Walking spring over summer and winter beneath winter

Ringing Sky: Sebastiane Hegarty

Spring soundwalk: enterance into dawn

Spring soundwalk: finale and pagoda adagio

The first sound walk is now complete and will take the listener upon a twenty-five minute circumnavigation through spring in Winnall Moors. Re-composed from recordings made through two springs over the moors, the walk begins at dawn with isolated notes of birdsong and my frosted steps upon the boardwalk over reed beds. The birdsong builds in volume and complexity as several dawns combine to reveal a polyphonic chorus, surrounding the listener in territories of song. The sounds of my own steps accompany the listener, reminding you that another was present here and this dawn has now passed. It is this ability of sound to meld present and previous experience, which interests me, perhaps just as much as the quality and temporal aspect of the sounds themselves. It is intended that the listener may use the sound walk as a poetic audio guide, a sonic ghost accompanying them upon a peripatetic amble around the moors. In this way, recorded sounds will freely associate themselves with those available in the present time and place of the listener, revealing a temporal palimpsest of acoustic and visual experience. The listener can walk around the moors in the company of a previous season, the same as that now present or in contrast to it: time thickens as we walk spring over summer or winter beneath winter.  For me it is not important that the coordinates of the sound walk be strictly arranged to correspond directly to the fixed geography of the moors: that is I do not attempt to map precisely and chronologically a fixed circumnavigate movement through the moors. I prefer to let the sounds determine their own path, although by chance the location of the dawn birdsong opening the spring walk, corresponds almost exactly to location of the creaking adagio (from a HWT pagoda set up as part of the Trust’s 50th anniversary celebrations) with which it concludes.
This circular transit is echoed in a bank of swans arriving and dissolving inaudibly into the distance before returning, once more to disappear.
At the finale of the walk a bouquet of warblers, having returned here from tropical Africa, throw their songs into the air, whilst a work party, sink a post into the ground, a mobile phone adding to the chorus of territorial voices. The toil of the work party is telegraphed down a wire fence, throwing one more acoustic circumference around the moors.
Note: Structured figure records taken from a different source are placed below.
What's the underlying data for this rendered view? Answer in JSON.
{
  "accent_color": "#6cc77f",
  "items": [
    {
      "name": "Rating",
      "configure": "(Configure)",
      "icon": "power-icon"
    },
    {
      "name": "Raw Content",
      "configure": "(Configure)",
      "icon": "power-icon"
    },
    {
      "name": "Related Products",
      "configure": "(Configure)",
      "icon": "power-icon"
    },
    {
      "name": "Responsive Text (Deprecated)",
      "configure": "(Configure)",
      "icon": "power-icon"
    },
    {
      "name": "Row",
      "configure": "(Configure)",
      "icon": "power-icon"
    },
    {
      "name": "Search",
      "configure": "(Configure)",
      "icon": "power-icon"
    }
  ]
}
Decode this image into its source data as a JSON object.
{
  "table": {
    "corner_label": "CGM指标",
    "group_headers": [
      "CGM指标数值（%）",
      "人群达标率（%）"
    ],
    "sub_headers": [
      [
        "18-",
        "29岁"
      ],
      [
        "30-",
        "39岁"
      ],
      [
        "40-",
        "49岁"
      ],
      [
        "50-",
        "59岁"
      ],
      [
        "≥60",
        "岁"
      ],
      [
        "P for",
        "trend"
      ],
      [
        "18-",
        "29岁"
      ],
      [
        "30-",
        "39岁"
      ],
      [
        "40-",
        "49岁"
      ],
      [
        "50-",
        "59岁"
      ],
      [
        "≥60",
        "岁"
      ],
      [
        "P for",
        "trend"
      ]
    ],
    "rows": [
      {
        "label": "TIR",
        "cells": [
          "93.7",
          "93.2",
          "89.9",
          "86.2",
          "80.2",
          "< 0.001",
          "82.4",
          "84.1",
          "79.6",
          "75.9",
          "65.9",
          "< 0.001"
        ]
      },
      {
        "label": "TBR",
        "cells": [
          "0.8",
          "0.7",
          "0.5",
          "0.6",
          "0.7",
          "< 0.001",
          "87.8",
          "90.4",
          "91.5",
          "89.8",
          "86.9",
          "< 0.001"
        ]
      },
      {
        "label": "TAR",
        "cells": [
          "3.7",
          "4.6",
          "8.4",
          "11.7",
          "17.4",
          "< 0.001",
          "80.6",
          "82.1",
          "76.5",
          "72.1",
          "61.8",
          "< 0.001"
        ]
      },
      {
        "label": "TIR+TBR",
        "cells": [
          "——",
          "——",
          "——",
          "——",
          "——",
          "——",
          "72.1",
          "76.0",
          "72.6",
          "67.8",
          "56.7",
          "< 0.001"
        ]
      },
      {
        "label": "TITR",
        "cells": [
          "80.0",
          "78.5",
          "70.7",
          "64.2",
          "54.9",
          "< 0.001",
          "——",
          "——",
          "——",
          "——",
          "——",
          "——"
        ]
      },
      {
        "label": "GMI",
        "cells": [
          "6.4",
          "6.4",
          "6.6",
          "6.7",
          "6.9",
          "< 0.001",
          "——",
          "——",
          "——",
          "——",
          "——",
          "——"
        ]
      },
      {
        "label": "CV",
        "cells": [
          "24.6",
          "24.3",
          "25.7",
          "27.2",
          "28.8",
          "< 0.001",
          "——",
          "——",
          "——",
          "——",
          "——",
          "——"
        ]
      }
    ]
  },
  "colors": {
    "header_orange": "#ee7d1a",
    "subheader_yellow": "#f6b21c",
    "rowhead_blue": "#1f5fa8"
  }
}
As I now begin work on the summer walk, I am aware that certain sound events reoccur, so that the geography of the landscape may be tacitly disclosed within the sound walks. However, the events do not necessarily arrive at the same point in time upon each walk.  The sounds of dawn open both the summer and spring walks, revealing changes in the songs and voices present, whilst the sound of the dipping pond and mini-stream, although occurring in both walks, appear at different points along each sonic path.
In recomposing the summer walk, I have also became aware of a latent desire to use sounds, which corresponded to my idea of what sounds should be heard in each seasons: those seasonal sonic clichés which are familiar to our ears. My imagined summer was to be a dry humming soundcsape, murmuring with soporific warmth. In fact the recordings reveal summer to be stubbornly and faithfully wet: the loud timpani of rainfall on wire fences, accompanied by a softly apparent drizzle and the damp caw-caw of a solitary crow. As always sound teaches the ear to listen: ‘let sounds be themselves rather than vehicles for man-made theories…’ (John Cage).